I actually discovered this just the other day. The OP is right - Windows automatically compresses your wallpapers when you set them. At least it does when you use custom wallpapers - I'm not entirely sure how Microsoft does it for the default ones. It stores the compressed file in C:\Users\[username]\AppData\Roaming\Microsoft\Windows\Themes - you'll notice that "Transcoded wallpaper" is significantly smaller than whatever the actual image is.
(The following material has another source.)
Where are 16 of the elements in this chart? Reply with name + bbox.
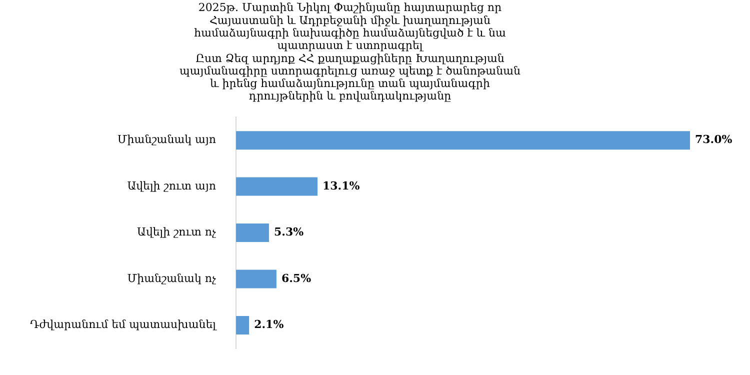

Through some trial and error I've found a way around it though. Assuming your wallpaper is a .jpg, you first have to convert it to a .png (I use the Gimp or probably even Paint works). If it's a jpeg then Windows will always
compress it. How you need to set the background so that it's lossless seems to depend on your OS:
For Windows 8: Once it's a png you can just use File Explorer and right click -> set as desktop background. You can also use the Personalization menu from the desktop.
For Windows 7: The only way I could get it to not compress was to open the png in Firefox and right click -> set as desktop background. This works in 7 but creates artifacts in 8 - it's weird. I primarily use 8 so I haven't tested 7 as much.
The jpeg artifacts are particularly noticeable with vector art. I use this image is a test: http://fwallpapers.c...-background.png
You can see it for yourself - save it and set it via Windows Photo viewer - you'll notice the orangish curve in the middle has noticeable jpeg artifacting (even though the source is a png). Then try setting it via File Explorer (assuming Windows 8) - it's completely lossless. The artifacts usually aren't that noticeable - especially with nature photos and stuff; I'm just pedantic about my desktop backgrounds.
Edit: Huh, I thought using File Explorer caused compression for PNGs in Win8, but apparently it doesn't. I think it still does in Windows 7 though. The important part is converting it to PNG. Then just play around with different methods of setting it until the artifacts disappear.